The company was granted around £200 million of spending that Ofwat had rejected including around £92 million for leakage, which Emmott said: “reflects customers’ priorities and will enable us to make significant strides to improve performance”.

Totex allowance in the redetermination is around £92 million higher than the final determination but remains around £773 million lower than Yorkshire’s proposal.

One significant scheme the CMA shifted on was for flooding in Hull and Haltemprice, for which Yorkshire requested £28.7 million. It said the balance of the £50 million scheme would be raised via partnership funding. Ofwat only permitted £16.4 million towards it despite the company arguing that residents were disproportionately more likely to be affected by flooding.

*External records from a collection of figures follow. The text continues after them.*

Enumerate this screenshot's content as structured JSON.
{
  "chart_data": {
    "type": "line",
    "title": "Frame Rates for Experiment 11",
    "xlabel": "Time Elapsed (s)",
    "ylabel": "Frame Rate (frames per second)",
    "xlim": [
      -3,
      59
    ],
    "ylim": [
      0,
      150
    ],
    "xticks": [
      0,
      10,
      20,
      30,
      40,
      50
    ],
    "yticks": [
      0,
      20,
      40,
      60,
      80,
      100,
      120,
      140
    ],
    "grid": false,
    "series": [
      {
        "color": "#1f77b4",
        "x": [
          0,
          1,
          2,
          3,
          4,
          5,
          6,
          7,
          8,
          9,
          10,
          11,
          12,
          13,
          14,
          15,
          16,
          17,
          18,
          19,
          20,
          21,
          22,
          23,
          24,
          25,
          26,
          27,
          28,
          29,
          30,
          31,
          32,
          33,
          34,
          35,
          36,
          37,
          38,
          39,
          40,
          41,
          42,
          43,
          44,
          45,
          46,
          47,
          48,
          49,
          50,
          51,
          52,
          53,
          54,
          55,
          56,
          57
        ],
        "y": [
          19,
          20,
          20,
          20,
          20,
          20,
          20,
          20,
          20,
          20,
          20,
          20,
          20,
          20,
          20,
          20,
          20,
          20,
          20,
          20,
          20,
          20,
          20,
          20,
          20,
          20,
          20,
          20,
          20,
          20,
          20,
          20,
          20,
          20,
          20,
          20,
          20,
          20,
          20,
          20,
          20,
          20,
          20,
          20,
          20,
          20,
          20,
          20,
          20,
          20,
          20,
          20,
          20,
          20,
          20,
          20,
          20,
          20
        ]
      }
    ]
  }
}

The CMA ruled that there was evidence supporting the additional flooding risk and permitted £23.7 million of the spending, which was £6.6 million above Ofwat’s determination. The company will have to meet a new performance commitment and ODI relating to the scheme.

 

Yorkshire was the first company to request a referral to the CMA on the grounds that the long-term risks to the company’s resilience and customers “would be at a level which it cannot accept”.

On financeability the CMA said the company should achieve strong investment grade credit ratings based on the notional capital structure given the WACC and cost of debt.

The companies have four weeks to respond to the CMA, during which time Emmott said Yorkshire would examine how the redetermination in the round will stack up when ODIs and penalties have been considered.

Emmott commended the CMA for being “extraordinarily fair” in the way it conducted the appeal process accepting many of both Ofwat’s and the appealing companies’ points.